私たち福島県民は、故郷を離れる者も、福島の地にとどまり生きる者も、苦悩と責任と希望を分かち合い、支えあって生きていこうと思っています。
私たちとつながってください。私たちが起こしているアクションに注目してください。
政府交渉、疎開裁判、避難、保養、除染、測定、原発・放射能についての学び。そして、どこにでも出かけ、福島を語ります。今日は遠くニューヨークでスピーチをしている仲間もいます。思いつく限りのあらゆることに取り組んでいます。
私たちを助けてください。どうか福島を忘れないでください。
もうひとつ、お話したいことがあります。それは私たち自身の生き方・暮らし方です。
私たちは、なにげなく差し込むコンセントのむこう側の世界を、想像しなければなりません。便利さや発展が、差別と犠牲の上に成り立っている事に思いをはせなければなりません。原発はその向こうにあるのです。
人類は、地球に生きるただ一種類の生き物にすぎません。自らの種族の未来を奪う生き物がほかにいるでしょうか。私はこの地球という美しい星と調和したまっとうな生き物として生きたいです。ささやかでも、エネルギーを大事に使い、工夫に満ちた、豊かで創造的な暮らしを紡いでいきたいです。
どうしたら原発と対極にある新しい世界を作っていけるのか。誰にも明確な答えはわかりません。できうることは、誰かが決めた事に従うのではなく、ひとりひとりが、本当に、本当に、本気で、自分の頭で考え、確かに目を見開き、自分ができることを決断し、行動することだと思うのです。
ひとりひとりにその力があることを思いだしましょう。
私たちは誰でも変わる勇気を持っています。奪われてきた自信を取り戻しましょう。そして、つながること。

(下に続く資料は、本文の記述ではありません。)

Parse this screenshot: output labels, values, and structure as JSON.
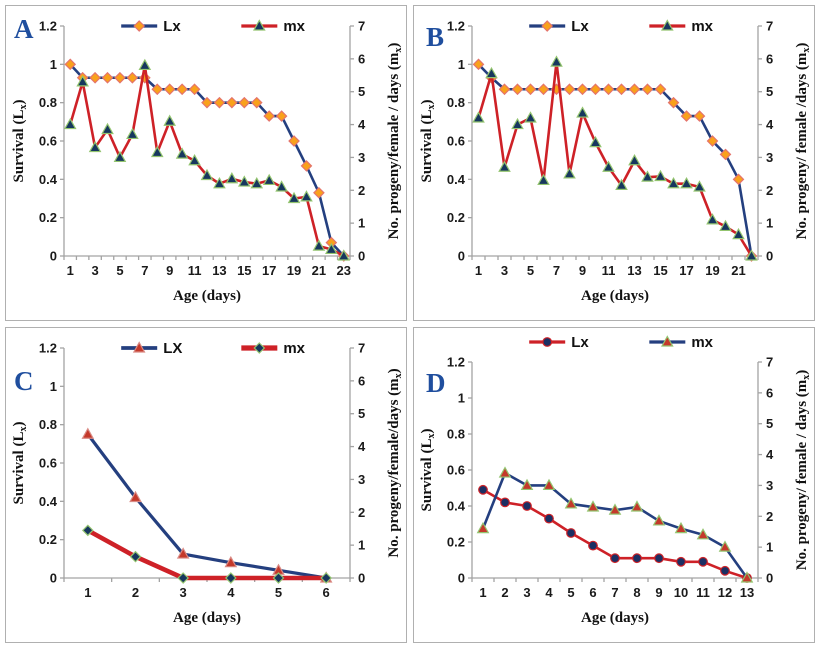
{
  "figure": {
    "background": "#ffffff",
    "panel_border": "#b0b0b0",
    "axis_color": "#a3a3a3",
    "panel_letter_color": "#1f4e9e"
  },
  "chart_data": [
    {
      "panel": "A",
      "type": "line",
      "x": [
        1,
        2,
        3,
        4,
        5,
        6,
        7,
        8,
        9,
        10,
        11,
        12,
        13,
        14,
        15,
        16,
        17,
        18,
        19,
        20,
        21,
        22,
        23
      ],
      "x_label_step": 2,
      "xlabel": "Age (days)",
      "ylabel_left": "Survival (L~x~)",
      "ylabel_right": "No. progeny/female / days (m~x~)",
      "ylim_left": [
        0,
        1.2
      ],
      "yticks_left": [
        "0",
        "0.2",
        "0.4",
        "0.6",
        "0.8",
        "1",
        "1.2"
      ],
      "ylim_right": [
        0,
        7
      ],
      "yticks_right": [
        "0",
        "1",
        "2",
        "3",
        "4",
        "5",
        "6",
        "7"
      ],
      "grid": "off",
      "legend_position": "top-center",
      "series": [
        {
          "name": "Lx",
          "axis": "left",
          "line_color": "#243f7f",
          "line_width": 2.6,
          "marker": {
            "shape": "diamond",
            "fill": "#f9a11b",
            "stroke": "#e4736b"
          },
          "values": [
            1.0,
            0.93,
            0.93,
            0.93,
            0.93,
            0.93,
            0.93,
            0.87,
            0.87,
            0.87,
            0.87,
            0.8,
            0.8,
            0.8,
            0.8,
            0.8,
            0.73,
            0.73,
            0.6,
            0.47,
            0.33,
            0.07,
            0.0
          ]
        },
        {
          "name": "mx",
          "axis": "right",
          "line_color": "#ce2127",
          "line_width": 2.6,
          "marker": {
            "shape": "triangle",
            "fill": "#17375e",
            "stroke": "#93c46f"
          },
          "values": [
            4.0,
            5.3,
            3.3,
            3.85,
            3.0,
            3.7,
            5.8,
            3.15,
            4.1,
            3.1,
            2.9,
            2.45,
            2.2,
            2.35,
            2.25,
            2.2,
            2.3,
            2.1,
            1.75,
            1.8,
            0.3,
            0.2,
            0.0
          ]
        }
      ]
    },
    {
      "panel": "B",
      "type": "line",
      "x": [
        1,
        2,
        3,
        4,
        5,
        6,
        7,
        8,
        9,
        10,
        11,
        12,
        13,
        14,
        15,
        16,
        17,
        18,
        19,
        20,
        21,
        22
      ],
      "x_label_step": 2,
      "xlabel": "Age (days)",
      "ylabel_left": "Survival (L~x~)",
      "ylabel_right": "No. progeny/ female /days (m~x~)",
      "ylim_left": [
        0,
        1.2
      ],
      "yticks_left": [
        "0",
        "0.2",
        "0.4",
        "0.6",
        "0.8",
        "1",
        "1.2"
      ],
      "ylim_right": [
        0,
        7
      ],
      "yticks_right": [
        "0",
        "1",
        "2",
        "3",
        "4",
        "5",
        "6",
        "7"
      ],
      "grid": "off",
      "legend_position": "top-center",
      "series": [
        {
          "name": "Lx",
          "axis": "left",
          "line_color": "#243f7f",
          "line_width": 2.6,
          "marker": {
            "shape": "diamond",
            "fill": "#f9a11b",
            "stroke": "#e4736b"
          },
          "values": [
            1.0,
            0.93,
            0.87,
            0.87,
            0.87,
            0.87,
            0.87,
            0.87,
            0.87,
            0.87,
            0.87,
            0.87,
            0.87,
            0.87,
            0.87,
            0.8,
            0.73,
            0.73,
            0.6,
            0.53,
            0.4,
            0.0
          ]
        },
        {
          "name": "mx",
          "axis": "right",
          "line_color": "#ce2127",
          "line_width": 2.6,
          "marker": {
            "shape": "triangle",
            "fill": "#17375e",
            "stroke": "#93c46f"
          },
          "values": [
            4.2,
            5.55,
            2.7,
            4.0,
            4.2,
            2.3,
            5.9,
            2.5,
            4.35,
            3.45,
            2.7,
            2.15,
            2.9,
            2.4,
            2.42,
            2.2,
            2.2,
            2.1,
            1.1,
            0.9,
            0.65,
            0.0
          ]
        }
      ]
    },
    {
      "panel": "C",
      "type": "line",
      "x": [
        1,
        2,
        3,
        4,
        5,
        6
      ],
      "x_label_step": 1,
      "xlabel": "Age (days)",
      "ylabel_left": "Survival (L~x~)",
      "ylabel_right": "No. progeny/female/days (m~x~)",
      "ylim_left": [
        0,
        1.2
      ],
      "yticks_left": [
        "0",
        "0.2",
        "0.4",
        "0.6",
        "0.8",
        "1",
        "1.2"
      ],
      "ylim_right": [
        0,
        7
      ],
      "yticks_right": [
        "0",
        "1",
        "2",
        "3",
        "4",
        "5",
        "6",
        "7"
      ],
      "grid": "off",
      "legend_position": "top-center",
      "series": [
        {
          "name": "LX",
          "axis": "left",
          "line_color": "#243f7f",
          "line_width": 3.2,
          "marker": {
            "shape": "triangle",
            "fill": "#c4392b",
            "stroke": "#d98a84"
          },
          "values": [
            0.75,
            0.42,
            0.125,
            0.08,
            0.04,
            0.0
          ]
        },
        {
          "name": "mx",
          "axis": "right",
          "line_color": "#ce2127",
          "line_width": 4.6,
          "marker": {
            "shape": "diamond",
            "fill": "#17375e",
            "stroke": "#93c46f"
          },
          "values": [
            1.45,
            0.65,
            0.0,
            0.0,
            0.0,
            0.0
          ]
        }
      ]
    },
    {
      "panel": "D",
      "type": "line",
      "x": [
        1,
        2,
        3,
        4,
        5,
        6,
        7,
        8,
        9,
        10,
        11,
        12,
        13
      ],
      "x_label_step": 1,
      "xlabel": "Age (days)",
      "ylabel_left": "Survival (L~x~)",
      "ylabel_right": "No. progeny/ female / days (m~x~)",
      "ylim_left": [
        0,
        1.2
      ],
      "yticks_left": [
        "0",
        "0.2",
        "0.4",
        "0.6",
        "0.8",
        "1",
        "1.2"
      ],
      "ylim_right": [
        0,
        7
      ],
      "yticks_right": [
        "0",
        "1",
        "2",
        "3",
        "4",
        "5",
        "6",
        "7"
      ],
      "grid": "off",
      "legend_position": "top-center",
      "series": [
        {
          "name": "Lx",
          "axis": "left",
          "line_color": "#ce2127",
          "line_width": 2.6,
          "marker": {
            "shape": "circle",
            "fill": "#1b2f63",
            "stroke": "#ce2127"
          },
          "values": [
            0.49,
            0.42,
            0.4,
            0.33,
            0.25,
            0.18,
            0.11,
            0.11,
            0.11,
            0.09,
            0.09,
            0.04,
            0.0
          ]
        },
        {
          "name": "mx",
          "axis": "right",
          "line_color": "#243f7f",
          "line_width": 2.6,
          "marker": {
            "shape": "triangle",
            "fill": "#c4392b",
            "stroke": "#93c46f"
          },
          "values": [
            1.6,
            3.4,
            3.0,
            3.0,
            2.4,
            2.3,
            2.2,
            2.3,
            1.85,
            1.6,
            1.4,
            1.0,
            0.0
          ]
        }
      ]
    }
  ]
}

原発をなお進めようとする力が、垂直にそびえる壁ならば、限りなく横にひろがり、つながり続けていくことが、私たちの力です。 たったいま、隣にいる人と、そっと手をつないでみてください。見つめあい、互いのつらさを聞きあいましょう。怒りと涙を許しあいましょう。今つないでいるその手のぬくもりを、日本中に、世界中に広げていきましょう。
私たちひとりひとりの、背負っていかなくてはならない荷物が途方もなく重く、道のりがどんなに過酷であっても、目をそらさずに支えあい、軽やかにほがらかに生き延びていきましょう。